Jauh di dalam jiwa terdapat sebuah tanda tanya, siapa yang dapat memahami makna lebih baik dari sang pemilik kata itu sendiri? Kata adalah bentuk nyata dari sebuah makna, sedang makna adalah asumsi. Asumsi itu terlahir dari pikiran-pikiran dangkal, seolah ilmunya bagai jurang tak berdasar.  Itulah manusia! Berasumsi seolah ialah yang paling memahami, seolah ia yang paling benar sedang yang lain hanya sekedar omong kosong. Benar! Bualan tanpa makna dan hakikat pada sebuah konspirasi yang mengatasnamakan keyakinan.
Bersembunyi dalam kata seakan lebih bijak untuk hari ini. Bukankah lebih baik untuk tetap diam dari pada terus bersandiwara? Walau dunia adalah panggung sandiwara, bukan berarti sandiwara menjadi satu-satunya pilihan dalam menjalani kehidupan. 

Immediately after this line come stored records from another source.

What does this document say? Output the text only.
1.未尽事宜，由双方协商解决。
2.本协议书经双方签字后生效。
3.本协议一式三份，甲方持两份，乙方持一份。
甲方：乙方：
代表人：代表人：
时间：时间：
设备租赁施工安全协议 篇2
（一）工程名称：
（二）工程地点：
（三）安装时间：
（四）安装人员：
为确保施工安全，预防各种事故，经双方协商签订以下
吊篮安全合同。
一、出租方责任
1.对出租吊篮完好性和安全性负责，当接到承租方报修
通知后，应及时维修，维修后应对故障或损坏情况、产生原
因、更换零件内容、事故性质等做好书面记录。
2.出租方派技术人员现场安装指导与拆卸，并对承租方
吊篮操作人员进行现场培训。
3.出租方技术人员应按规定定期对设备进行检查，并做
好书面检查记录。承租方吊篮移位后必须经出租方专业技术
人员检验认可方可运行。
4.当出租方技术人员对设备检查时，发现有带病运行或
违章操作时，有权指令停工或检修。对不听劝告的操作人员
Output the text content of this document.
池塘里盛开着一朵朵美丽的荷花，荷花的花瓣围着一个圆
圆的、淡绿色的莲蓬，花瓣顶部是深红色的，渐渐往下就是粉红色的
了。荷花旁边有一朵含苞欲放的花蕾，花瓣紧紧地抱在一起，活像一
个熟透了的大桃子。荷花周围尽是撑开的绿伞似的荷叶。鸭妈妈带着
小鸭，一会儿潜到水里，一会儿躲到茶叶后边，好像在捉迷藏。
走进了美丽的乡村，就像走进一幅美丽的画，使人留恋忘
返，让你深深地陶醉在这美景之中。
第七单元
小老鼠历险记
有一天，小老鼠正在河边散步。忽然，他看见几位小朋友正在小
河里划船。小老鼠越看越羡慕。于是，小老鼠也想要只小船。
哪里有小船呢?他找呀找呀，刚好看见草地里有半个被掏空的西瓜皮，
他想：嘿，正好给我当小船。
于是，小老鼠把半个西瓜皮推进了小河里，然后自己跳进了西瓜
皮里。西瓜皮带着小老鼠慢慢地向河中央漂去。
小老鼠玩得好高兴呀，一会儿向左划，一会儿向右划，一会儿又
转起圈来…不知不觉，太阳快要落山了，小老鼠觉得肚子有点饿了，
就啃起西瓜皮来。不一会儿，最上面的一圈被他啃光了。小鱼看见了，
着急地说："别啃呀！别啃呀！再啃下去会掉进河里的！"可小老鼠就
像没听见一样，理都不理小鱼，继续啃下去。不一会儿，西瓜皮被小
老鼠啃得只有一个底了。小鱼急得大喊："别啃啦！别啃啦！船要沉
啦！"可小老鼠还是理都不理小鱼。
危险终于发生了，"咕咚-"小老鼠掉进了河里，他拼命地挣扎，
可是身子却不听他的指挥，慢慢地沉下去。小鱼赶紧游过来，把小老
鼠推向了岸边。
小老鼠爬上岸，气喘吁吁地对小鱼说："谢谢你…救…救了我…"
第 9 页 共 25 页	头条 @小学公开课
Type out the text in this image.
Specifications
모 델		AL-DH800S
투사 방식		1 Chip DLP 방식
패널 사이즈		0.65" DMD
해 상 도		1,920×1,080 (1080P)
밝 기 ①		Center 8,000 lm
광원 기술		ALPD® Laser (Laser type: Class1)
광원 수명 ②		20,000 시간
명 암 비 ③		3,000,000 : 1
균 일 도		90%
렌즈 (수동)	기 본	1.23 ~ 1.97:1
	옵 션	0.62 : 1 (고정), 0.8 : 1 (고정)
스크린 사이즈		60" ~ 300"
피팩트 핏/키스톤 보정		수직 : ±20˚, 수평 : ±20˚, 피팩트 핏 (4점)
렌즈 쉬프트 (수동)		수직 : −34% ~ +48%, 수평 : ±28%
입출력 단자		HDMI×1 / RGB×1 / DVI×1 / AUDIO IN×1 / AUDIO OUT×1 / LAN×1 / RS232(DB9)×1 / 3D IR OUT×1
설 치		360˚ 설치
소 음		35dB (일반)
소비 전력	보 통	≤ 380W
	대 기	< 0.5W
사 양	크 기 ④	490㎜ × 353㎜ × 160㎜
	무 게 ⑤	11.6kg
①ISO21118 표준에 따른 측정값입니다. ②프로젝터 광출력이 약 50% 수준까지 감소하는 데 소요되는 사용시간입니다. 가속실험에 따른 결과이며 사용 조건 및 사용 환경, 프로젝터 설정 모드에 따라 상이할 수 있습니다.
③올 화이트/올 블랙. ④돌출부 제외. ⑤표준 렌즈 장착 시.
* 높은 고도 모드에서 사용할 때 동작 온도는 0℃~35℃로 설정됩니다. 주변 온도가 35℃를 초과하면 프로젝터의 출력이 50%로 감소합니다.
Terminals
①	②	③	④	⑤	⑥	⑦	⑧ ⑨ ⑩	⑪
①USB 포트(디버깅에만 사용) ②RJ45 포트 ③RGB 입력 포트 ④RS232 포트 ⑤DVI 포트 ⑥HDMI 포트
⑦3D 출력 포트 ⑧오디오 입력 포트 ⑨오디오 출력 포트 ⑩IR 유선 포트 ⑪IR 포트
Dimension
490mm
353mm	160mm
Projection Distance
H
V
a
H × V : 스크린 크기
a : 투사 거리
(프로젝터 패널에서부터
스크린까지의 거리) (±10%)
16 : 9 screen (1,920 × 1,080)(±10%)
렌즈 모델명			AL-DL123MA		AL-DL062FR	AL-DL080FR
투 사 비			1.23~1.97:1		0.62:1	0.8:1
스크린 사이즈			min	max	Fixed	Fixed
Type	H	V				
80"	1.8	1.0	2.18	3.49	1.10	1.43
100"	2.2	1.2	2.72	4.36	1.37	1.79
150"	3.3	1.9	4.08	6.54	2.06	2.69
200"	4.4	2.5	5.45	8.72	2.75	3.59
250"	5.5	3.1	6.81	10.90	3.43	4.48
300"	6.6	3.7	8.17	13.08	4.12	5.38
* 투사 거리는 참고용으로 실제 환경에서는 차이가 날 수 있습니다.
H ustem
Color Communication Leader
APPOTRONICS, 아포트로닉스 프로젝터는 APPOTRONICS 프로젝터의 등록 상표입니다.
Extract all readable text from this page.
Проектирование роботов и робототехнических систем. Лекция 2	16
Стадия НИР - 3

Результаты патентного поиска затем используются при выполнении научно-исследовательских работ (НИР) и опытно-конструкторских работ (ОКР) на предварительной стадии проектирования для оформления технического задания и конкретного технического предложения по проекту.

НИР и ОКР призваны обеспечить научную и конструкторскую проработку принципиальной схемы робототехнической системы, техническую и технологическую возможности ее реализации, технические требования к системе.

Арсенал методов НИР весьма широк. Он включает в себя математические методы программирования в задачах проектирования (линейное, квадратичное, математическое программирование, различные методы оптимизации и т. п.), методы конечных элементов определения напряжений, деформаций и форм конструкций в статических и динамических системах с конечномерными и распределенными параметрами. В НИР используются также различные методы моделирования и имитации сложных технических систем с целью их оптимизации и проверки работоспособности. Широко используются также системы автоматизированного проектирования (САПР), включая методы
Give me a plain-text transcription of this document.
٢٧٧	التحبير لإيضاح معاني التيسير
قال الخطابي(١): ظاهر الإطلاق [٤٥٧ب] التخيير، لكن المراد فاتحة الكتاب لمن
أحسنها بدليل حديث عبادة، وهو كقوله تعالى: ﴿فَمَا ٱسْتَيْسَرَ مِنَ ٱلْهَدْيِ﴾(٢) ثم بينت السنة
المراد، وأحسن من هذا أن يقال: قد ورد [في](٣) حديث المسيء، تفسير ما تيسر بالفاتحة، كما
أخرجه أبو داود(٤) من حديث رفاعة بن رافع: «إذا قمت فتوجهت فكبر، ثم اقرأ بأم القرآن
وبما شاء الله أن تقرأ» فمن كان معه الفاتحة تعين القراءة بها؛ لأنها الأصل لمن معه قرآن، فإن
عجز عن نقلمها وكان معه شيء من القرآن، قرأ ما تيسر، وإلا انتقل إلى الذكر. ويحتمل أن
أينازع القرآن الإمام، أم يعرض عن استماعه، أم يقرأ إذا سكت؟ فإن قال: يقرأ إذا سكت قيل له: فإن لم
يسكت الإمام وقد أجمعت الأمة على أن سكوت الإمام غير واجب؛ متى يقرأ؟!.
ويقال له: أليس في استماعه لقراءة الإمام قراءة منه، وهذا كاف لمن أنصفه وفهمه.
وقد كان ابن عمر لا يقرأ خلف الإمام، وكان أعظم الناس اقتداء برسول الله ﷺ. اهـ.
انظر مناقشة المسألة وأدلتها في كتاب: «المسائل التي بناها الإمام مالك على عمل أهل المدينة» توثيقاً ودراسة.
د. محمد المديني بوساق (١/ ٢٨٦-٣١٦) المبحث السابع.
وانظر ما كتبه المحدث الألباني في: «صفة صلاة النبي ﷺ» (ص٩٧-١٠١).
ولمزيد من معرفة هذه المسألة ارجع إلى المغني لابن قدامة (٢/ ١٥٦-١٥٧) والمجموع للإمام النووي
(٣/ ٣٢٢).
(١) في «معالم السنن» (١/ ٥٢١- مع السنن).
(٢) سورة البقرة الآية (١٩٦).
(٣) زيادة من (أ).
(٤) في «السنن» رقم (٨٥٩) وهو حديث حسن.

Memang nyata bahwa setiap detik, hidup pun adalah sandiwara. Namun tidaklah benar untuk bersandiwara dalam sandiwara karena setiap aktor memiliki perannya sendiri. Tidaklah bijak untuk memainkan peran aktor lain di naskah yang sama ketika karakter telah dalam genggaman. Alasannya bukan tentang keserakahan, namun tentang sandiwara itu sendiri. Tidak akan ada yang berjalan sebagaimana mestinya jika sebagian kecil saja telah berubah. Biarkan semua berjalan seperti seharusnya. berada di posisi masing-masing dan memainkan perannya sendiri. Seperti itulah dunia ini berjalan.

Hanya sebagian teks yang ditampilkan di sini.